Masters of the Brake Universe
A brake system’s master cylinder usually doesn’t need replacement, except as an entire brake system is being rebuilt. You don’t want a 1S-year-old master cylinder trying to operate new wheel cylinders or calipers. If you replace wheel cylinders (done in pairs), consider replacing the master cylinder at the same time. On most cars, the master brake cylinder is located on the firewall on the left (driver’s) side of the engine compartment. Your car care toolbox has all the tools you need for this job.
To replace a master cylinder, follow these steps:
- Remove fluid from the master cylinder using a siphon. Cover painted parts near the master cylinder with rags because brake fluid can damage paint.

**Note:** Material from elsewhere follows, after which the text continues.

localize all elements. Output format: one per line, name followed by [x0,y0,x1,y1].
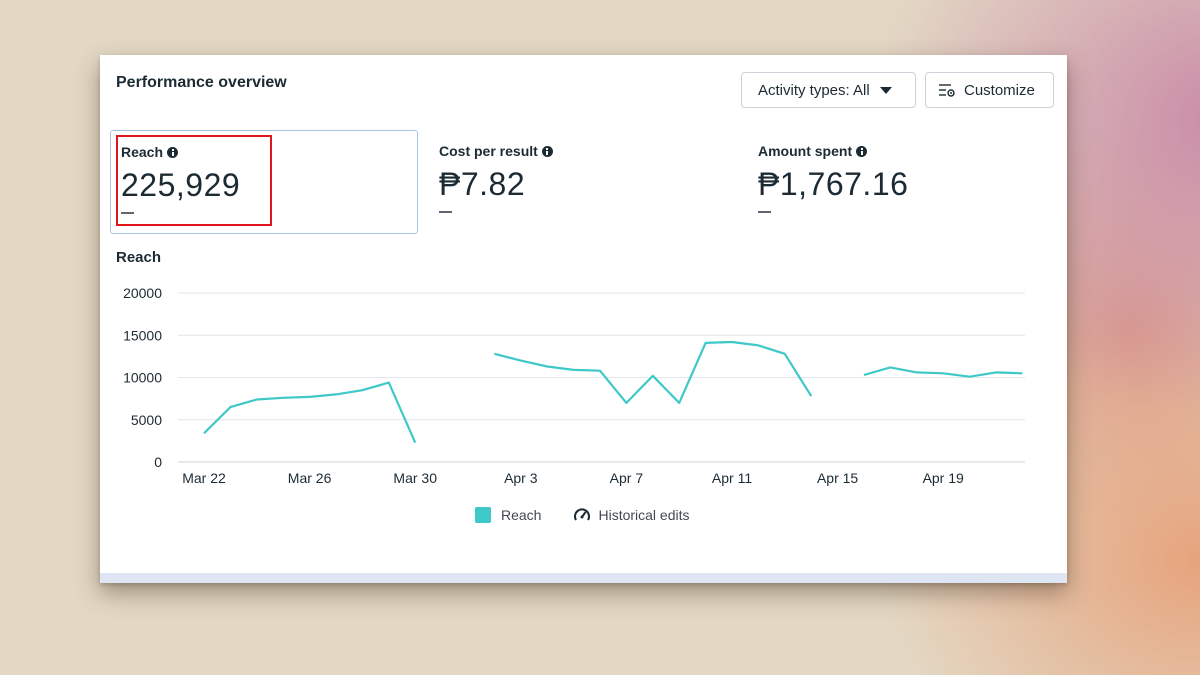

- Disconnect the brake lines from the master cylinder and plug the end of the lines to prevent leakage and contamination.
- Disconnect the electrical wires from the master cylinder, marking them for later identification if it’s not clear where they should go.
- Remove the bolts holding the master cylinder in place and remove the unit from the car.
- Replace the master cylinder with a new unit, reconnecting lines and wires. Refill the master cylinder with approved brake fluid.
- Bleed the brake system following the manufacturer’s instructions. Typically, this means having one person press on the brake pedal while another opens the bleed fitting on each wheel cylinder or caliper, in turn. Close the bleed fitting once brake fluid flows instead of air. Repeat the process at each wheel to remove air from the brake lines because air in the hydraulic system can reduce braking efficiency, and that can mean the difference between stopping in time and calling your insurance agent with another claim.
Boosters for Brakes
Power brake boosters make braking easier because they boost the driver’s foot pressure on the master brake cylinder. Some power brake boosters offer adjustments that can be made as needed. Such adjustments can be made at the top end of the brake pedal before the brake pushrod goes through the firewall to the booster. Visually check your car’s system for adjustments before replacing the booster. The car’s service manual can tell you more-if there’s more to tell. Before replacing the power brake booster, test it to find the cause of the problem. Boosters that use a vacuum might simply have a hole or break in the vacuum line to the booster. Use a vacuum gauge to test the line following the manufacturer’s instructions. In addition, many power brake booster systems have an adjustable pushrod between the booster and the master cylinder. If your car has one of these, check the manual for information on this adjustment. You can save yourself some valuable time and money.
To replace a power brake booster, follow these steps:
- Locate the power brake booster on your car. It typically is installed on the engine firewall between the brake pedal lever and the master cylinder.
- If necessary, remove the master cylinder from the power booster. Depending on the system, you might not need to disconnect brake lines or drain the master cylinder; just remove the bolts mounting the cylinder to the booster.
- Remove vacuum and hydraulic lines from the power brake booster unit, marking them for easier re-installation unless you like jigsaw puzzles.
- Disconnect the power brake booster unit from the brake pedal arm. This typically means removing a nut or a cotter pin.
- Remove the power brake booster unit from the firewall. On most cars, mounting bolts fasten the unit to the firewall.
- Replace the power brake booster unit with an exact replacement, following the instructions that come with the part or in the service manual. Some units require adjustments before installation; others are adjusted in place.
- Be careful when you test your brakes. If your brakes were tired, you might find yourself kissing the windshield the first time or two you apply the refreshed brakes.